The sound you hear in Pakistan is a couple of pillars of Bush administration foreign policy crumbling away.
Pakistani President Pervez Musharraf -- the army chief of staff who seized power in a 1999 coup -- figured that if he declared a state of emergency and suspended his country's constitution, a Bush administration that has made the promotion of democracy a matter of gospel would merely tut-tut and keep the aid dollars flowing. It might be the only correct judgment the embattled general has made in the past year.
Musharraf's lurch back toward dictatorship, with the Bush administration unwilling to try to do anything serious to counter it, is another blow to the administration's doctrinaire commitment to democracy-promotion. It shows how other primal geopolitical instincts, such as simple fear of the unknown (who would replace Musharraf if he fell?), necessarily trump a preference for the ballot box.
Musharraf has been touted as one of President Bush's most important allies in the war on terror, but he has made a mockery of the you're-either-with-us-or-against-us polarity of the Bush Doctrine. Like that other nettlesome U.S. ally, Saudi Arabia, Musharraf wants to be "with us" just enough to stay on our right side, while "against us" enough to placate hostile domestic political forces. These governments can always respond to pressure from us to do more with the (persuasive) argument that the alternative to them would be even worse. Thus, Bush's black-and-white principle founders in a morass of gray.

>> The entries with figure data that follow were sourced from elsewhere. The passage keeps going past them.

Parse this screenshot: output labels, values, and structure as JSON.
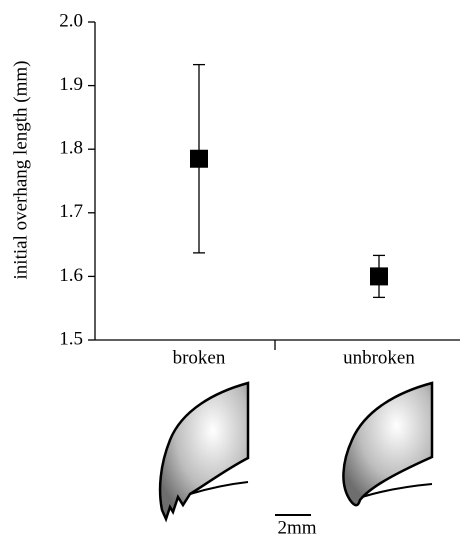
{
  "chart_data": {
    "type": "errorbar",
    "y_label": "initial overhang length (mm)",
    "categories": [
      "broken",
      "unbroken"
    ],
    "values": [
      1.785,
      1.6
    ],
    "errors": [
      0.148,
      0.033
    ],
    "color": "#000000",
    "ylim": [
      1.5,
      2.0
    ],
    "yticks": [
      {
        "value": 1.5,
        "label": "1.5"
      },
      1.6,
      1.7,
      1.8,
      1.9,
      {
        "value": 2.0,
        "label": "2.0"
      }
    ],
    "scale_bar_label": "2mm"
  }
}
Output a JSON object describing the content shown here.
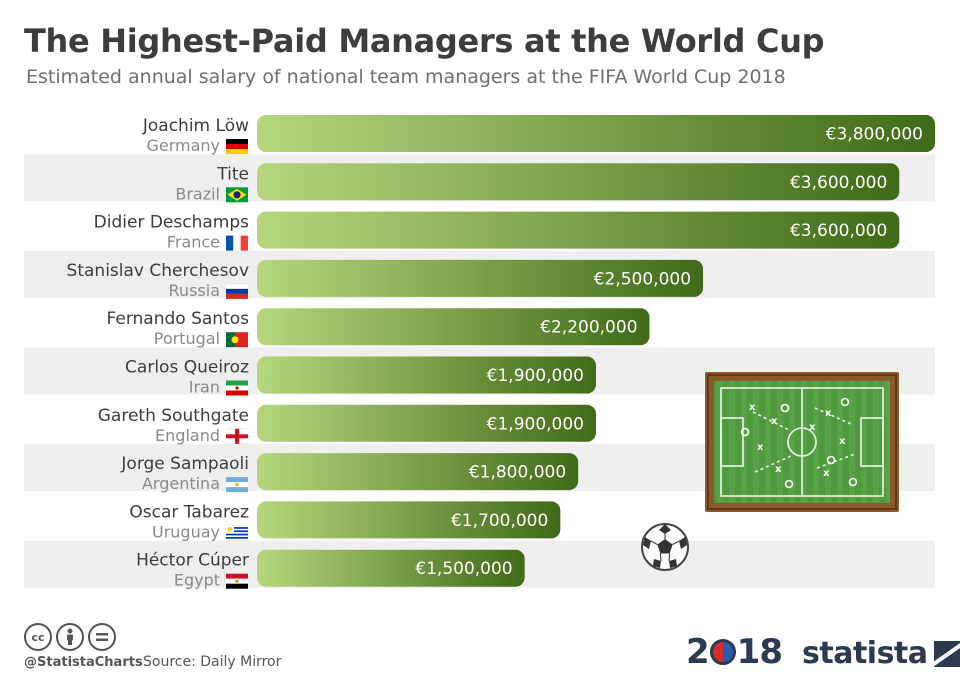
{
  "header": {
    "title": "The Highest-Paid Managers at the World Cup",
    "subtitle": "Estimated annual salary of national team managers at the FIFA World Cup 2018"
  },
  "chart_data": {
    "type": "bar",
    "orientation": "horizontal",
    "title": "The Highest-Paid Managers at the World Cup",
    "subtitle": "Estimated annual salary of national team managers at the FIFA World Cup 2018",
    "categories": [
      "Joachim Löw",
      "Tite",
      "Didier Deschamps",
      "Stanislav Cherchesov",
      "Fernando Santos",
      "Carlos Queiroz",
      "Gareth Southgate",
      "Jorge Sampaoli",
      "Oscar Tabarez",
      "Héctor Cúper"
    ],
    "countries": [
      "Germany",
      "Brazil",
      "France",
      "Russia",
      "Portugal",
      "Iran",
      "England",
      "Argentina",
      "Uruguay",
      "Egypt"
    ],
    "values": [
      3800000,
      3600000,
      3600000,
      2500000,
      2200000,
      1900000,
      1900000,
      1800000,
      1700000,
      1500000
    ],
    "value_labels": [
      "€3,800,000",
      "€3,600,000",
      "€3,600,000",
      "€2,500,000",
      "€2,200,000",
      "€1,900,000",
      "€1,900,000",
      "€1,800,000",
      "€1,700,000",
      "€1,500,000"
    ],
    "xlim": [
      0,
      3800000
    ],
    "grid": false,
    "legend": "none",
    "colors": {
      "bar_start": "#b5d77c",
      "bar_end": "#3f6a17",
      "row_band": "#efefef"
    }
  },
  "flags": [
    "germany-flag-icon",
    "brazil-flag-icon",
    "france-flag-icon",
    "russia-flag-icon",
    "portugal-flag-icon",
    "iran-flag-icon",
    "england-flag-icon",
    "argentina-flag-icon",
    "uruguay-flag-icon",
    "egypt-flag-icon"
  ],
  "decorations": [
    "tactics-board-icon",
    "football-icon"
  ],
  "footer": {
    "license_icons": [
      "cc-icon",
      "by-icon",
      "nd-icon"
    ],
    "handle": "@StatistaCharts",
    "source": "Source: Daily Mirror",
    "event_logo_text": "2018",
    "brand": "statista"
  }
}
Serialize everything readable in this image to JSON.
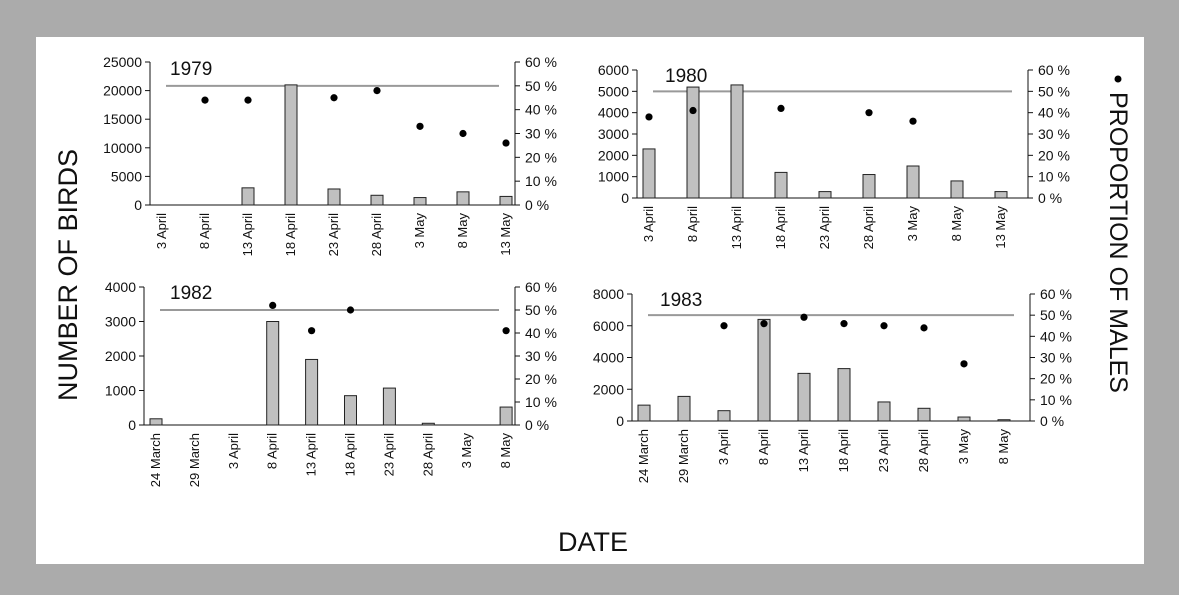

Musharraf's latest coup doesn't invalidate the theoretical soundness of Bush's "freedom agenda." As a general matter, democracies are likelier to be friendly to the United States. Even in the particular case of Pakistan, the administration was right to push Musharraf to open up the political system and reach out to the secular opposition. He is basically being asked to wage a tough, bloody civil war against Islamic extremists entrenched in the northwest of the country. Without broad political support, the fight will be unsustainable. Already, the army has been eagerly surrendering to, rather than battling, extremists.
The administration nudged Musharraf to cooperate with exiled former Prime Minister Benazir Bhutto, but ran into the usual obstacles to its foreign-policy goals: history and culture. In its 60 years of existence, Pakistan has never managed to establish stable constitutional rule, and the midst of a brewing domestic insurgency probably isn't the most auspicious time to start. The military has typically alternated power with corrupt, ineffectual civilian leaders like Bhutto proved herself to be when she was in power.
Pakistan is a microcosm of the difficulties of establishing liberal democracy in the greater Middle East. Its institutions -- except for the army -- are weak, its politics traditionally have been clan-based, and it is riven by ethnic divisions. This is the worst possible starting point for establishing a true constitutional democracy, but is basically the same cultural material we have to work with in Iraq, Lebanon and the Palestinian Authority.
This is the reason that the Bush administration's Middle East policy so often has sunk to abject hopefulness. There is always a chance that key local players -- your Malikis or Musharrafs -- will act responsibly and in the interest of greater political openness, but old habits usually triumph over hope. Bush isn't wrong to promote democracy, but he never should have done it in such a sweeping, grandiloquent way that set him up for failure on his own terms. His freedom campaign should have shown keener appreciation for the fact that he was dealing with countries that had missed the wave of democratization of the latter part of the 20th century for a reason. Our ability to dictate their political development was always going to be limited.
Something for Bush to contemplate as he watches an ally he has done so much to support string barbed wire up around his Supreme Court and jail political opponents.